City Clerk Britney Aube said she was not comfortable counting the ballots, and almost all other members of the BCA agreed.
“My understanding of the law is they’re defective,” Aube said.
Silberman and Small afterward did not rule out appealing the BCA’s decision to Superior Court.
One source later said such an appeal would be unlikely to succeed due to the precedent it would set, especially with the volume of absentee and early-voting ballots expected in November’s general election.
Certainly, no one objected to the lengthy, careful process used to verify Tuesday’s election results.
“It’s a recount of a recount of a recount,” said Hawley at one point as BCA members traded stacks of ballots to double-check each other’s work.
Both candidates also agreed it was unfortunate the special election could not wait until the November general election, and that the recount was important given the original one-vote margin.
“It absolutely underscores that every vote counts,” Small said.
Small had run as part of a team effort with city restaurateurs Dickie Austin and Ian Huizenga and contract administrator Jill Murray-Killon, all of whom easily prevailed in the special city council election three days before. Voters awarded Austin and Murray-Killon council seats through March 2022 and Huizenga — and at that point apparently Hawley — seats through March 2021.
All ran in a crowded field with 14 residents filing for four open spots created by midsummer resignations. Because several candidates sought both the shorter and longer terms, the race for each open seat saw nine candidates.
Tuesday’s results were:
• For the two terms that expire in March 2021: Huizenga, 383; Hawley, 339; Small, 338; Michael Daniels, 251; Julian Cesner, 73; Michel “DJ” Djordjevic, 22; Rainwalker Winterpainter, 19; Justin Bassett, 19; Raymond Paul, 9.
• For the two terms that expire in March 2022: Austin, 470; Murray-Killon, 379; Ziggy Comeau, 176; Beverly Biello, 155; Randy Ouellette, 94; Cesner, 62; Djordjevic, 41; Bassett, 33; Paul, 21.
The three new councilors will hit the ground running when they join Donnelly, now serving as mayor, and David Austin and Councilor Lowell Bertrand on the newly configured city council.

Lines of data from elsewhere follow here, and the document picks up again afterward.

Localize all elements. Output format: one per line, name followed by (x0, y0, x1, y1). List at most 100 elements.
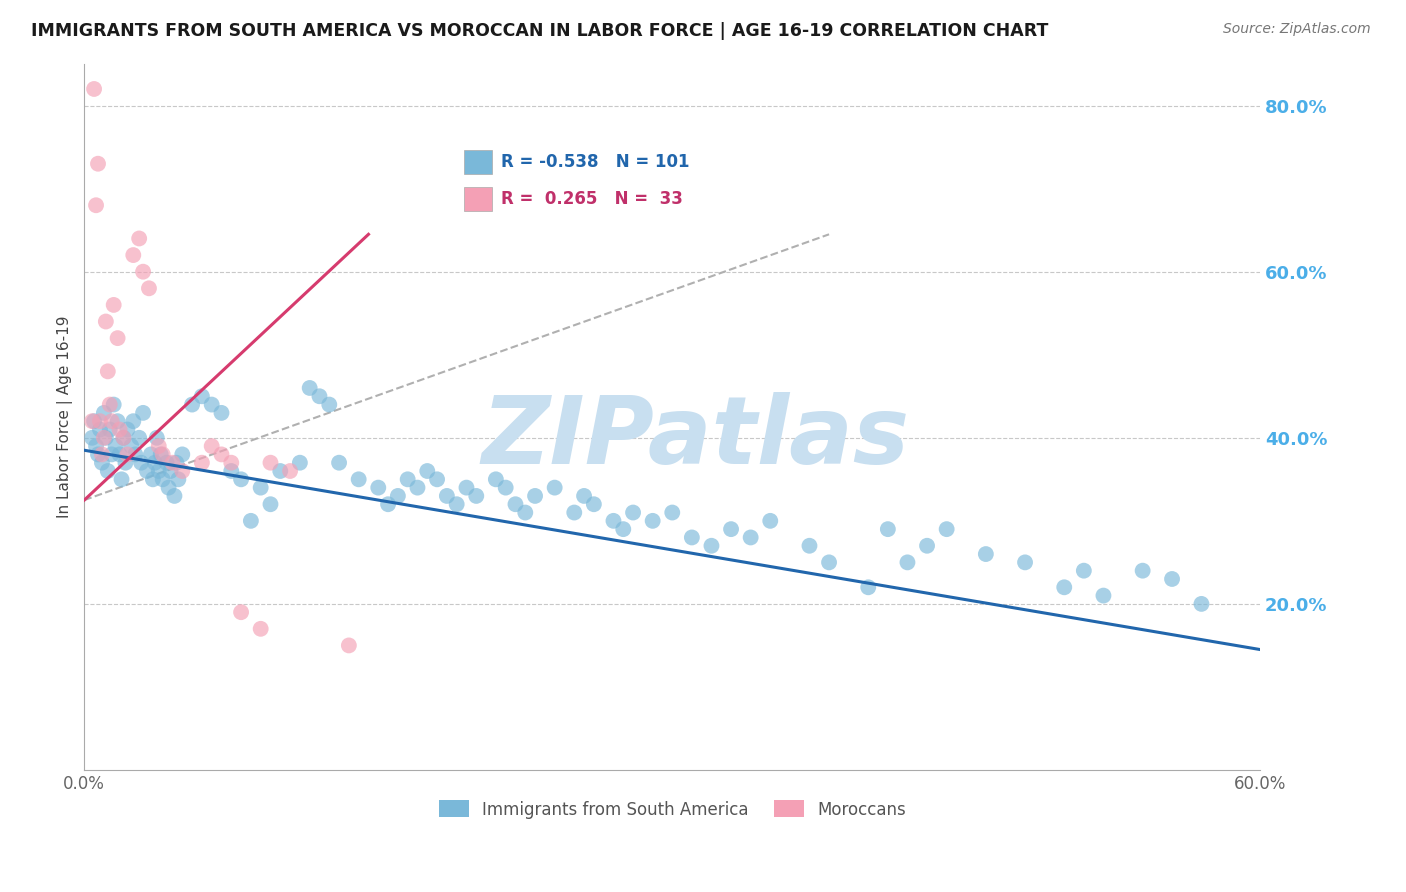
Point (122, 248, 145, 262)
Point (1092, 589, 1115, 603)
Point (602, 514, 624, 528)
Point (107, 414, 129, 428)
Point (124, 447, 146, 461)
Text: ZIPatlas: ZIPatlas (482, 392, 910, 484)
Point (544, 481, 567, 495)
Point (219, 464, 242, 478)
Point (146, 431, 169, 445)
Point (201, 398, 224, 412)
Point (858, 580, 880, 594)
Point (876, 522, 898, 536)
Point (572, 489, 595, 503)
Point (139, 447, 162, 461)
Point (191, 456, 214, 470)
Point (93, 406, 115, 420)
Point (132, 265, 155, 279)
Point (84, 198, 107, 212)
Point (117, 447, 139, 461)
Point (172, 447, 194, 461)
Point (935, 522, 957, 536)
Text: Source: ZipAtlas.com: Source: ZipAtlas.com (1223, 22, 1371, 37)
Point (465, 489, 488, 503)
Point (740, 531, 762, 545)
Point (446, 497, 468, 511)
Point (308, 389, 330, 403)
Point (1191, 597, 1213, 611)
Legend: Immigrants from South America, Moroccans: Immigrants from South America, Moroccans (432, 794, 912, 825)
Point (377, 497, 399, 511)
Point (148, 439, 170, 453)
Point (278, 464, 301, 478)
Point (612, 522, 634, 536)
Point (239, 514, 262, 528)
Point (129, 456, 152, 470)
Point (1161, 572, 1184, 586)
Point (219, 456, 242, 470)
Point (367, 481, 389, 495)
Point (259, 456, 281, 470)
Point (82, 431, 104, 445)
Point (621, 506, 644, 520)
Point (1132, 564, 1154, 578)
Point (337, 639, 360, 653)
Point (582, 497, 605, 511)
Point (288, 456, 311, 470)
Point (298, 381, 321, 395)
Point (191, 389, 214, 403)
Point (98, 422, 121, 436)
Point (896, 555, 918, 569)
Point (152, 472, 174, 486)
Point (167, 472, 190, 486)
Point (152, 447, 174, 461)
Point (143, 456, 166, 470)
Point (114, 456, 136, 470)
Point (142, 472, 165, 486)
Point (90, 447, 112, 461)
Point (426, 472, 449, 486)
Point (505, 497, 527, 511)
Point (108, 422, 131, 436)
Point (172, 464, 194, 478)
Point (229, 605, 252, 619)
Point (387, 489, 409, 503)
Point (347, 472, 370, 486)
Point (681, 531, 703, 545)
Point (249, 622, 271, 636)
Point (128, 431, 150, 445)
Point (84, 439, 107, 453)
Point (94, 431, 117, 445)
Point (107, 331, 129, 345)
Point (93, 431, 115, 445)
Point (90, 456, 112, 470)
Point (720, 522, 742, 536)
Point (249, 481, 271, 495)
Point (201, 439, 224, 453)
Point (112, 431, 135, 445)
Point (108, 447, 131, 461)
Text: IMMIGRANTS FROM SOUTH AMERICA VS MOROCCAN IN LABOR FORCE | AGE 16-19 CORRELATION: IMMIGRANTS FROM SOUTH AMERICA VS MOROCCA… (31, 22, 1049, 40)
Point (269, 464, 291, 478)
Point (229, 472, 252, 486)
Point (485, 472, 508, 486)
Point (100, 414, 122, 428)
Point (915, 539, 938, 553)
Point (100, 447, 122, 461)
Point (661, 506, 683, 520)
Point (112, 431, 135, 445)
Point (117, 422, 139, 436)
Point (456, 481, 478, 495)
Point (406, 481, 429, 495)
Point (89, 414, 111, 428)
Point (700, 539, 723, 553)
Point (515, 506, 537, 520)
Point (799, 539, 821, 553)
Point (82, 414, 104, 428)
Point (159, 464, 181, 478)
Point (1073, 564, 1095, 578)
Point (87, 157, 110, 171)
Point (162, 456, 184, 470)
Y-axis label: In Labor Force | Age 16-19: In Labor Force | Age 16-19 (58, 316, 73, 518)
Point (157, 481, 180, 495)
Point (89, 422, 111, 436)
Point (524, 489, 547, 503)
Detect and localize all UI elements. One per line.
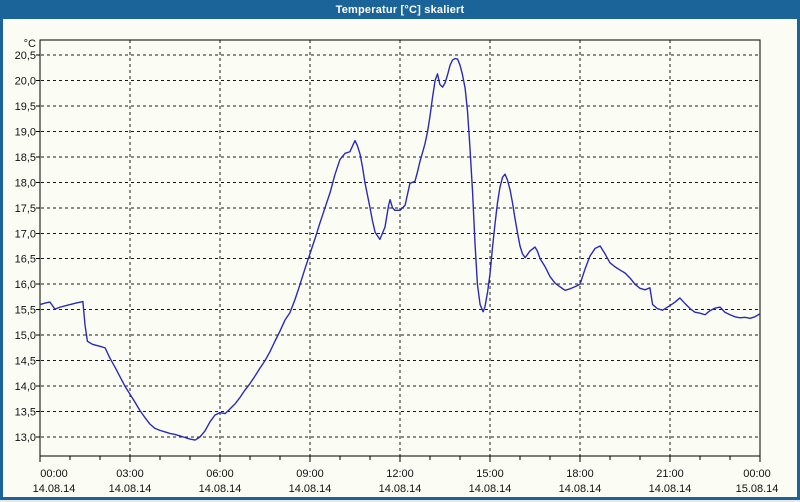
x-axis-date-label: 14.08.14 xyxy=(559,483,602,495)
x-axis-date-label: 14.08.14 xyxy=(469,483,512,495)
y-axis-label: 14,0 xyxy=(15,381,36,393)
y-axis-label: 14,5 xyxy=(15,356,36,368)
y-axis-label: 16,0 xyxy=(15,279,36,291)
y-axis-label: 13,5 xyxy=(15,407,36,419)
y-axis-label: 19,0 xyxy=(15,126,36,138)
y-axis-label: 19,5 xyxy=(15,101,36,113)
y-axis-label: 13,0 xyxy=(15,432,36,444)
chart-content: 20,5 20,0 19,5 19,0 18,5 18,0 17,5 17,0 16,5 16,0… xyxy=(3,19,797,497)
x-axis-time-label: 15:00 xyxy=(476,468,504,480)
titlebar[interactable]: Temperatur [°C] skaliert xyxy=(0,0,800,19)
x-axis-time-label: 18:00 xyxy=(566,468,594,480)
x-axis-time-label: 00:00 xyxy=(743,468,771,480)
y-axis-label: 20,0 xyxy=(15,75,36,87)
y-axis-label: 15,5 xyxy=(15,305,36,317)
y-axis-label: 17,5 xyxy=(15,203,36,215)
y-axis-label: 15,0 xyxy=(15,330,36,342)
x-axis-time-label: 21:00 xyxy=(656,468,684,480)
y-axis-label: 16,5 xyxy=(15,254,36,266)
x-axis-date-label: 14.08.14 xyxy=(379,483,422,495)
x-axis-date-label: 14.08.14 xyxy=(33,483,76,495)
temperature-curve xyxy=(39,57,761,441)
y-axis-label: 20,5 xyxy=(15,50,36,62)
window-title: Temperatur [°C] skaliert xyxy=(335,3,465,16)
y-axis-label: 17,0 xyxy=(15,228,36,240)
x-axis-date-label: 14.08.14 xyxy=(289,483,332,495)
temperature-chart: 20,5 20,0 19,5 19,0 18,5 18,0 17,5 17,0 16,5 16,0… xyxy=(15,38,779,495)
x-axis-date-label: 14.08.14 xyxy=(199,483,242,495)
x-axis-time-label: 06:00 xyxy=(206,468,234,480)
x-axis-time-label: 09:00 xyxy=(296,468,324,480)
x-axis-date-label: 15.08.14 xyxy=(736,483,779,495)
x-axis-date-label: 14.08.14 xyxy=(649,483,692,495)
y-axis-label: 18,0 xyxy=(15,177,36,189)
y-axis-unit-label: °C xyxy=(24,38,36,50)
x-axis-time-label: 03:00 xyxy=(116,468,144,480)
x-axis-time-label: 00:00 xyxy=(40,468,68,480)
y-axis-label: 18,5 xyxy=(15,152,36,164)
x-axis-date-label: 14.08.14 xyxy=(109,483,152,495)
x-axis-time-label: 12:00 xyxy=(386,468,414,480)
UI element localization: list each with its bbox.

Donnelly had already scheduled a special meeting for this Friday at 5:30 p.m. to handle pressing business, some of which has been postponed since July because the council has not been able to meet because it lacked a quorum. But that meeting was postponed at the request of new members, Donnelly said later on Friday, because they wanted training on council procedures before being asked to vote on issues. She said that training would occur soon, and the council would meet on Oct. 13.
The Independent will update this article in Thursday’s print edition.